Orval Freemont shook his head. “Wish I had. It didn’t occur to me that Quintus would become so famous, or maybe I would have. But you know how it is; the little kids grow older, and the next class of young ones comes in, and your mind is suddenly all on them. That’s what keeps you young. I remember Quintus, and I always will, but I haven’t spent a lot of time thinking about him.”
Darya glanced at her watch and stood up. “I have to get back to Fogline, or I’ll be away another whole day. I really appreciate your time. You know, I’ve dealt a lot with teachers, and I’ve learned to appreciate the good ones. If you wanted to, you could be teaching in a university instead of an elementary school.”
Freemont laughed, took Darya’s cup as she handed it to him, and walked with her to the door. “You mean, if I were willing to make the sacrifice, and give up the rewards.” He smiled gently at her bewildered look, “By the time that you reached university age, Ms. Lang, you were already formed as a person. But come to me as a little girl of five or six, and I can have a real say in what you’ll become. That’s my reward. That’s why I say I have the best job in the universe.”
Darya paused on the threshold. “Do you think you did that with Quintus Bloom — shaped him?”
Orval Freemont looked thoughtful, more than he had at any point in their whole meeting. “I’d like to think so. But, you know, I suspect that Quintus was formed long before I ever had a chance to work with him. That drive, that urge to be first and to succeed — I don’t know where and when it came, but by the time I met him it was already there.” He took Darya’s hand, and held it for a long time. “I hope you’ll write something nice about Quintus. Poor little devil, he deserves his success.”
Darya hurried away, through the cold night streets of Rasmussen. She had just a few minutes to make the last shuttle. As she slipped and skated on the thin coat of ice that covered the sidewalks, she tried to measure the value of her trip to Fogline and Rasmussen. She knew Quintus Bloom much better now, that was certain.

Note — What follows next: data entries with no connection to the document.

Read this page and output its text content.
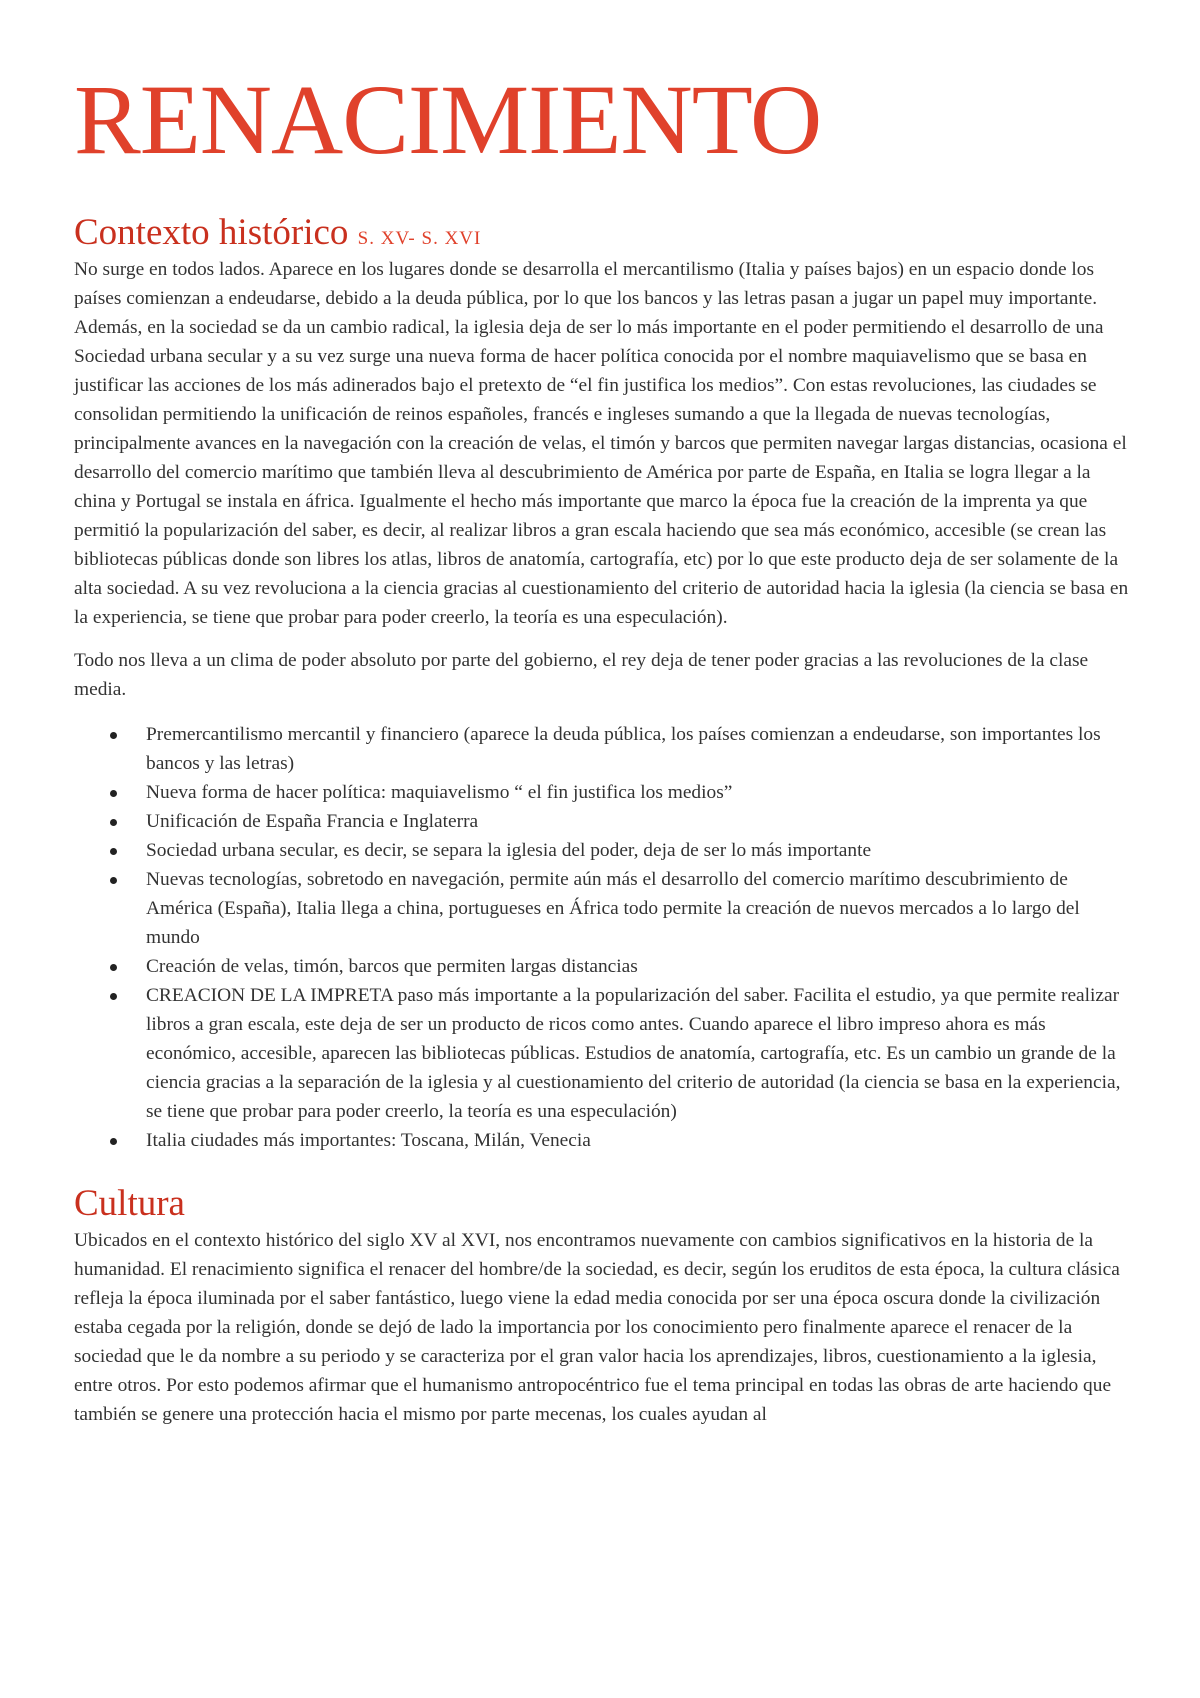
RENACIMIENTO
Contexto histórico S. XV- S. XVI

No surge en todos lados. Aparece en los lugares donde se desarrolla el mercantilismo (Italia y países bajos) en un espacio donde los países comienzan a endeudarse, debido a la deuda pública, por lo que los bancos y las letras pasan a jugar un papel muy importante. Además, en la sociedad se da un cambio radical, la iglesia deja de ser lo más importante en el poder permitiendo el desarrollo de una Sociedad urbana secular y a su vez surge una nueva forma de hacer política conocida por el nombre maquiavelismo que se basa en justificar las acciones de los más adinerados bajo el pretexto de “el fin justifica los medios”. Con estas revoluciones, las ciudades se consolidan permitiendo la unificación de reinos españoles, francés e ingleses sumando a que la llegada de nuevas tecnologías, principalmente avances en la navegación con la creación de velas, el timón y barcos que permiten navegar largas distancias, ocasiona el desarrollo del comercio marítimo que también lleva al descubrimiento de América por parte de España, en Italia se logra llegar a la china y Portugal se instala en áfrica. Igualmente el hecho más importante que marco la época fue la creación de la imprenta ya que permitió la popularización del saber, es decir, al realizar libros a gran escala haciendo que sea más económico, accesible (se crean las bibliotecas públicas donde son libres los atlas, libros de anatomía, cartografía, etc) por lo que este producto deja de ser solamente de la alta sociedad. A su vez revoluciona a la ciencia gracias al cuestionamiento del criterio de autoridad hacia la iglesia (la ciencia se basa en la experiencia, se tiene que probar para poder creerlo, la teoría es una especulación).

Todo nos lleva a un clima de poder absoluto por parte del gobierno, el rey deja de tener poder gracias a las revoluciones de la clase media.

Premercantilismo mercantil y financiero (aparece la deuda pública, los países comienzan a endeudarse, son importantes los bancos y las letras)
Nueva forma de hacer política: maquiavelismo “ el fin justifica los medios”
Unificación de España Francia e Inglaterra
Sociedad urbana secular, es decir, se separa la iglesia del poder, deja de ser lo más importante
Nuevas tecnologías, sobretodo en navegación, permite aún más el desarrollo del comercio marítimo descubrimiento de América (España), Italia llega a china, portugueses en África todo permite la creación de nuevos mercados a lo largo del mundo
Creación de velas, timón, barcos que permiten largas distancias
CREACION DE LA IMPRETA paso más importante a la popularización del saber. Facilita el estudio, ya que permite realizar libros a gran escala, este deja de ser un producto de ricos como antes. Cuando aparece el libro impreso ahora es más económico, accesible, aparecen las bibliotecas públicas. Estudios de anatomía, cartografía, etc. Es un cambio un grande de la ciencia gracias a la separación de la iglesia y al cuestionamiento del criterio de autoridad (la ciencia se basa en la experiencia, se tiene que probar para poder creerlo, la teoría es una especulación)
Italia ciudades más importantes: Toscana, Milán, Venecia
Cultura

Ubicados en el contexto histórico del siglo XV al XVI, nos encontramos nuevamente con cambios significativos en la historia de la humanidad. El renacimiento significa el renacer del hombre/de la sociedad, es decir, según los eruditos de esta época, la cultura clásica refleja la época iluminada por el saber fantástico, luego viene la edad media conocida por ser una época oscura donde la civilización estaba cegada por la religión, donde se dejó de lado la importancia por los conocimiento pero finalmente aparece el renacer de la sociedad que le da nombre a su periodo y se caracteriza por el gran valor hacia los aprendizajes, libros, cuestionamiento a la iglesia, entre otros. Por esto podemos afirmar que el humanismo antropocéntrico fue el tema principal en todas las obras de arte haciendo que también se genere una protección hacia el mismo por parte mecenas, los cuales ayudan al
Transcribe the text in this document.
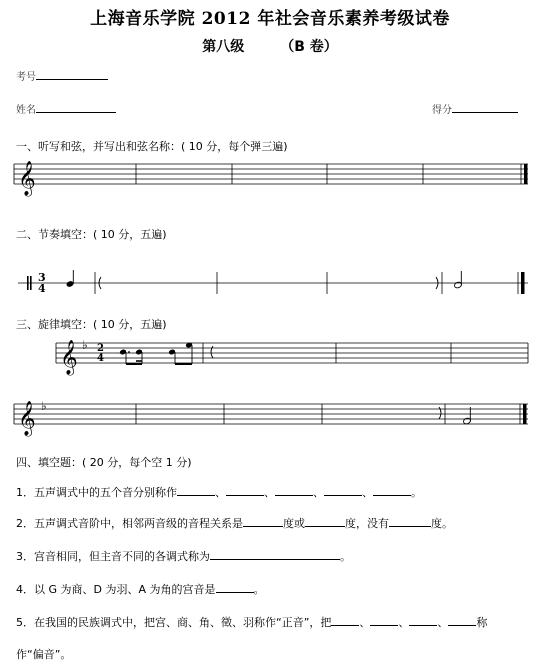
上海音乐学院 2012 年社会音乐素养考级试卷
第八级	（B 卷）
考号
姓名	得分
一、听写和弦，并写出和弦名称：( 10 分，每个弹三遍)
𝄞
3
4
𝄞 ♭ 2
4
𝄞 ♭
二、节奏填空：( 10 分，五遍)
三、旋律填空：( 10 分，五遍)
四、填空题：( 20 分，每个空 1 分)
1．五声调式中的五个音分别称作	、	、	、	、	。
2．五声调式音阶中，相邻两音级的音程关系是	度或	度，没有	度。
3．宫音相同，但主音不同的各调式称为	。
4．以 G 为商、D 为羽、A 为角的宫音是	。
5．在我国的民族调式中，把宫、商、角、徵、羽称作“正音”，把	、	、	、	称
作“偏音”。
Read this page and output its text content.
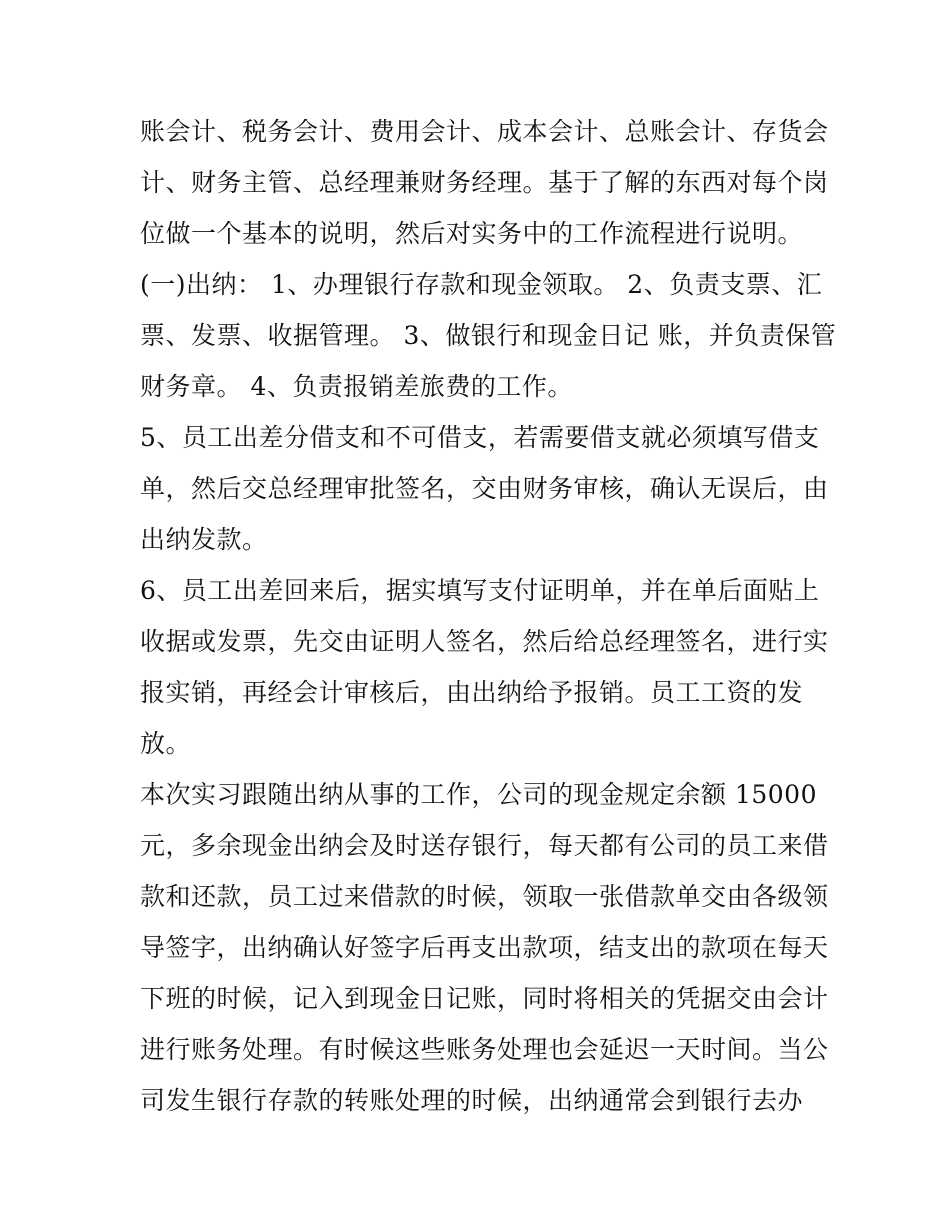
账会计、税务会计、费用会计、成本会计、总账会计、存货会
计、财务主管、总经理兼财务经理。基于了解的东西对每个岗
位做一个基本的说明，然后对实务中的工作流程进行说明。
(一)出纳： 1、办理银行存款和现金领取。 2、负责支票、汇
票、发票、收据管理。 3、做银行和现金日记 账，并负责保管
财务章。 4、负责报销差旅费的工作。
5、员工出差分借支和不可借支，若需要借支就必须填写借支
单，然后交总经理审批签名，交由财务审核，确认无误后，由
出纳发款。
6、员工出差回来后，据实填写支付证明单，并在单后面贴上
收据或发票，先交由证明人签名，然后给总经理签名，进行实
报实销，再经会计审核后，由出纳给予报销。员工工资的发
放。
本次实习跟随出纳从事的工作，公司的现金规定余额 15000
元，多余现金出纳会及时送存银行，每天都有公司的员工来借
款和还款，员工过来借款的时候，领取一张借款单交由各级领
导签字，出纳确认好签字后再支出款项，结支出的款项在每天
下班的时候，记入到现金日记账，同时将相关的凭据交由会计
进行账务处理。有时候这些账务处理也会延迟一天时间。当公
司发生银行存款的转账处理的时候，出纳通常会到银行去办
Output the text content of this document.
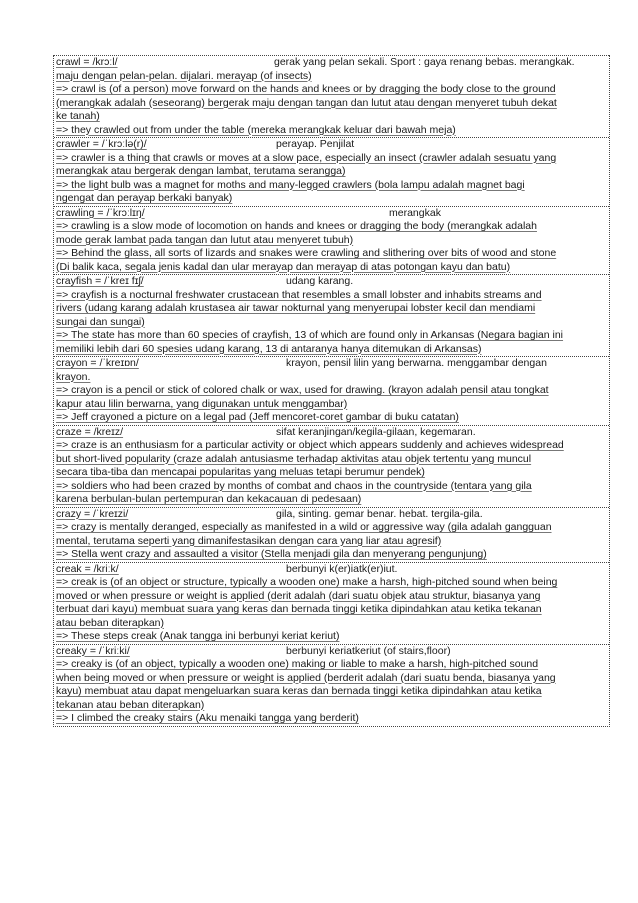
crawl = /krɔːl/	gerak yang pelan sekali. Sport : gaya renang bebas. merangkak.
maju dengan pelan-pelan. dijalari. merayap (of insects)
=> crawl is (of a person) move forward on the hands and knees or by dragging the body close to the ground
(merangkak adalah (seseorang) bergerak maju dengan tangan dan lutut atau dengan menyeret tubuh dekat
ke tanah)
=> they crawled out from under the table (mereka merangkak keluar dari bawah meja)
crawler = /ˈkrɔːlə(r)/	perayap. Penjilat
=> crawler is a thing that crawls or moves at a slow pace, especially an insect (crawler adalah sesuatu yang
merangkak atau bergerak dengan lambat, terutama serangga)
=> the light bulb was a magnet for moths and many-legged crawlers (bola lampu adalah magnet bagi
ngengat dan perayap berkaki banyak)
crawling = /ˈkrɔːlɪŋ/	merangkak
=> crawling is a slow mode of locomotion on hands and knees or dragging the body (merangkak adalah
mode gerak lambat pada tangan dan lutut atau menyeret tubuh)
=> Behind the glass, all sorts of lizards and snakes were crawling and slithering over bits of wood and stone
(Di balik kaca, segala jenis kadal dan ular merayap dan merayap di atas potongan kayu dan batu)
crayfish = /ˈkreɪ fɪʃ/	udang karang.
=> crayfish is a nocturnal freshwater crustacean that resembles a small lobster and inhabits streams and
rivers (udang karang adalah krustasea air tawar nokturnal yang menyerupai lobster kecil dan mendiami
sungai dan sungai)
=> The state has more than 60 species of crayfish, 13 of which are found only in Arkansas (Negara bagian ini
memiliki lebih dari 60 spesies udang karang, 13 di antaranya hanya ditemukan di Arkansas)
crayon = /ˈkreɪɒn/	krayon, pensil lilin yang berwarna. menggambar dengan
krayon.
=> crayon is a pencil or stick of colored chalk or wax, used for drawing. (krayon adalah pensil atau tongkat
kapur atau lilin berwarna, yang digunakan untuk menggambar)
=> Jeff crayoned a picture on a legal pad (Jeff mencoret-coret gambar di buku catatan)
craze = /kreɪz/	sifat keranjingan/kegila-gilaan, kegemaran.
=> craze is an enthusiasm for a particular activity or object which appears suddenly and achieves widespread
but short-lived popularity (craze adalah antusiasme terhadap aktivitas atau objek tertentu yang muncul
secara tiba-tiba dan mencapai popularitas yang meluas tetapi berumur pendek)
=> soldiers who had been crazed by months of combat and chaos in the countryside (tentara yang gila
karena berbulan-bulan pertempuran dan kekacauan di pedesaan)
crazy = /ˈkreɪzi/	gila, sinting. gemar benar. hebat. tergila-gila.
=> crazy is mentally deranged, especially as manifested in a wild or aggressive way (gila adalah gangguan
mental, terutama seperti yang dimanifestasikan dengan cara yang liar atau agresif)
=> Stella went crazy and assaulted a visitor (Stella menjadi gila dan menyerang pengunjung)
creak = /kriːk/	berbunyi k(er)iatk(er)iut.
=> creak is (of an object or structure, typically a wooden one) make a harsh, high-pitched sound when being
moved or when pressure or weight is applied (derit adalah (dari suatu objek atau struktur, biasanya yang
terbuat dari kayu) membuat suara yang keras dan bernada tinggi ketika dipindahkan atau ketika tekanan
atau beban diterapkan)
=> These steps creak (Anak tangga ini berbunyi keriat keriut)
creaky = /ˈkriːki/	berbunyi keriatkeriut (of stairs,floor)
=> creaky is (of an object, typically a wooden one) making or liable to make a harsh, high-pitched sound
when being moved or when pressure or weight is applied (berderit adalah (dari suatu benda, biasanya yang
kayu) membuat atau dapat mengeluarkan suara keras dan bernada tinggi ketika dipindahkan atau ketika
tekanan atau beban diterapkan)
=> I climbed the creaky stairs (Aku menaiki tangga yang berderit)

Thanks to Orval Freemont she had confirmed his strengths, and learned a little of his weaknesses.
As Darya arrived at the terminal, just in time, she realized that her visit to Jerome’s World had given her something else, something she might have been happier not to have. She had seen Bloom through Orval Freemont’s eyes: not as the self-confident and arrogant adult, but as a driven child, a small, lonely, and sad little boy.
Maybe the visit to Orval Freemont had been a big mistake. From now on, no matter how obnoxious he was, Darya would find it harder to hate Quintus Bloom.